King was driving about a mile north of exit 404 on the Interstate 35 service road about 11 p.m. when something caught his eye and then he saw a motorcycle flip over into the ditch. He said the motorcycle had passed him about two miles earlier.

“I just caught a glimpse – I thought it was a reflector on the road. I just caught it for a split second and then I saw it flip over and I thought, ‘Oh, man, that’s that guy on that motorcycle,’” King said, saying there was no one around and no witnesses to the accident. “He lost control of the bike and I never really saw him hit anything. As I started to pass him, he was wobbling really bad and he didn’t have any lights on his motorcycle.”

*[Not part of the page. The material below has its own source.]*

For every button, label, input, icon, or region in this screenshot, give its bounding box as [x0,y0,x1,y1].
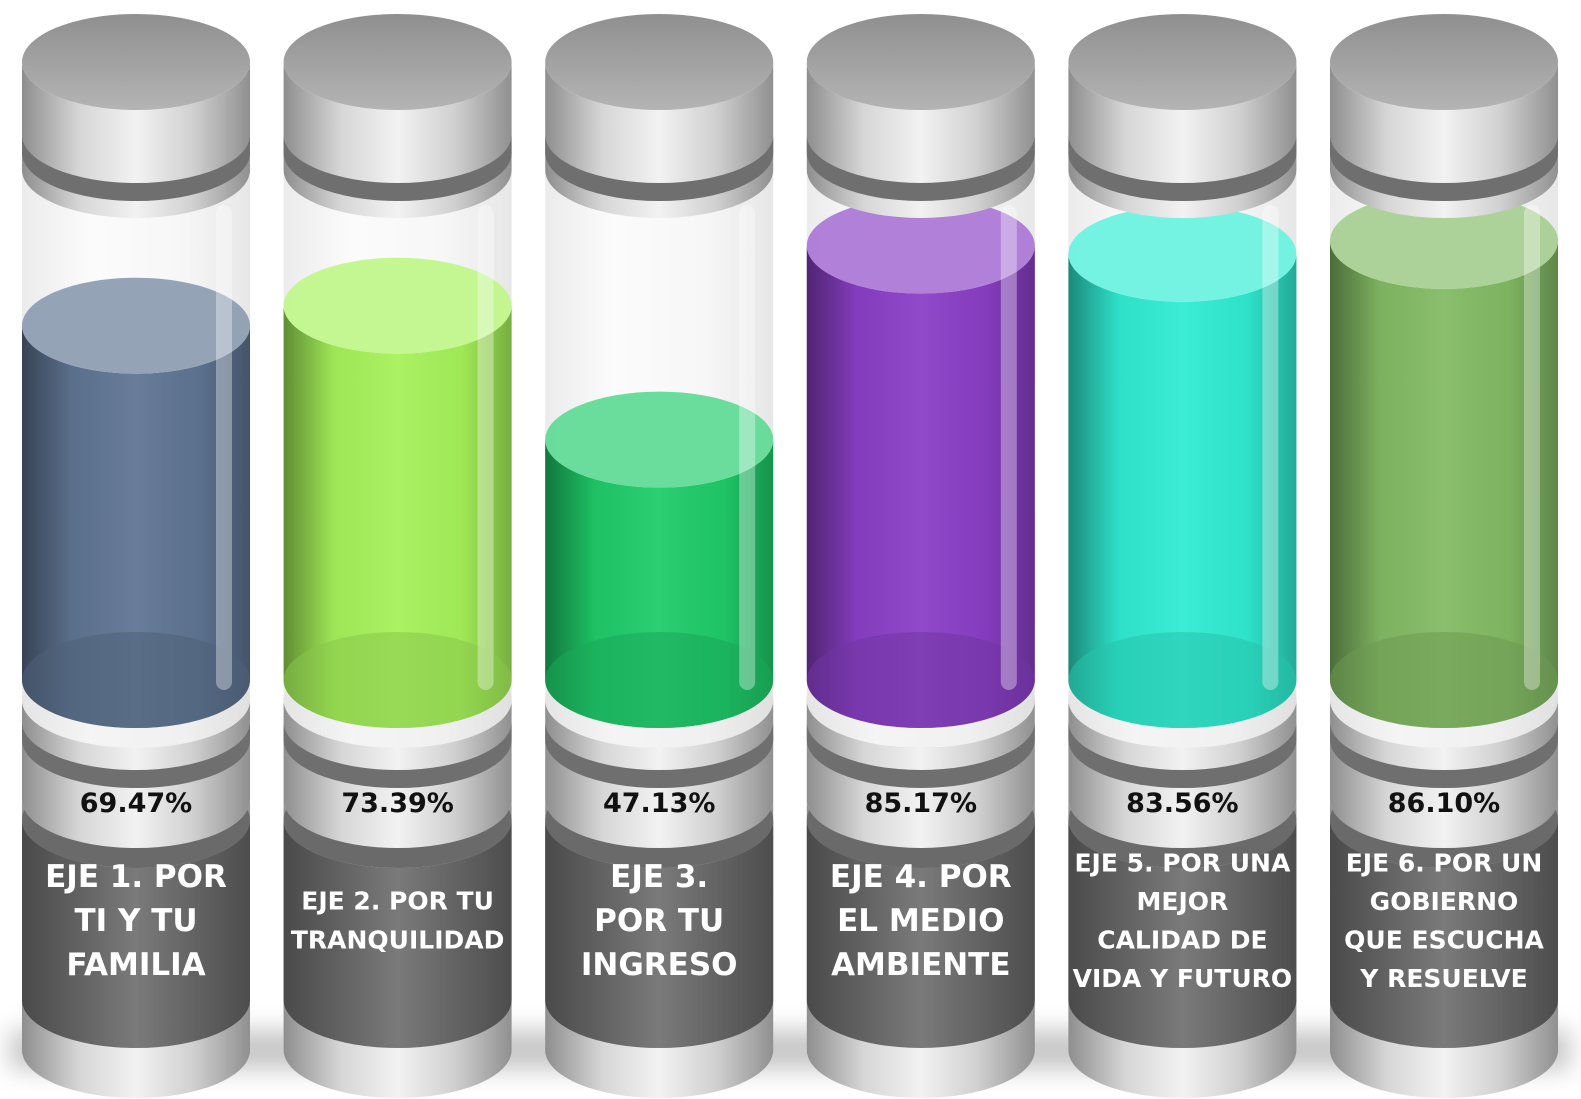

He said he stopped to make sure the rider was all right. It was dark so he turned on his cell phone light and could see one side of the bike was covered with blood.

Webb’s arm was caught underneath his motorcycle. He was still conscious and kept telling King to help him get his arm out and that he was in pain. King had to heave several times to lift the weight of the bike a couple of inches so Webb could pull his arm out.

“He was in total shock. All he wanted to do was get up and go home. He kept asking me to help him go home,” King said. “I kept telling him to lay down – be still – you’re hurt. He had completely severed his leg.” 

King called 911 telling the dispatcher that Webb was injured and bleeding badly. She told him to keep him conscious. He said he rubbed his shoulder and head a couple of times but Webb would wake up briefly and start dozing again.

“I was pretty calm but I couldn’t tell the operator where I was – I kept telling her I was at the 504 but that’s almost Oklahoma. She said, ‘You mean 404?’ And I looked up and I saw the sign 287 to Fort Worth then I got it straightened out,” he said. “At 11:30 you’re tired. I was really scared – I have to admit it scared me. I thought the man was going to die right there with me before anybody got there. It worried me. I don’t get nervous but it worried me.”

The first responders arrived within about five minutes.

“I don’t think I’m a hero – everybody says I am – but I don’t think so. If anybody wants to know the hero down here it’s the police department, fire department and the paramedics,” King said, saying as bad as the accident was, he has seen worse. “I can’t give enough credit to the fire department and police department here – they were wonderful.”

Once help arrived, King walked back to his truck for a drink of water to calm down. He said one of the responders came and shook his hand and told him if he hadn’t called for help, Webb wouldn’t have survived. 

“I do know that God was with him that night – me too. We both of us had a set of angels with us,” he said, saying he has been a truck driver for 18 years and if he comes upon an accident where no one is there to help or someone is injured he always stops. “I’ve stopped and helped people before. The way I look at it, if you stop and help some day it my be somebody I love and I hope and pray to God somebody stops to help. Any good deed will be repaid 10-fold.”

After the ordeal, he returned to Timco, where his wife was waiting to pick him up.

“I don’t drive. She chauffeurs me everywhere. I hate to drive automobiles. I don’t like the way people behave on the roads,” he said. “She and my kids are real proud of me.” 

Webb is still hospitalized and scheduled for another surgery Wednesday.

“He seems to be in good spirits and is adjusting well,” Webb’s mother, Cindy Hackney, said. “I don’t know how I will ever be able to thank him (King). I truly believe my son is here today because of him. I can’t thank him enough and I thank God for him every day.”

King said he suffered a severely broken leg in 2005 and was in bed for 13 months and almost lost his leg.

“Without any income, I almost lost everything I’d worked for,” King said. “If anyone can help this guy out in any matter in any way, he has three young kids. Accidents happen and I’d hate to see him lose what he’s got.”

King was born and raised in Vidor, Texas, and lives in Rice. He has been married 25 years and has two children, one grandson and another grandson on the way.

Timco will honor Stewart’s heroic act as a Good Samaritan with a celebration at the company May 31 by awarding him a trophy for his bravery.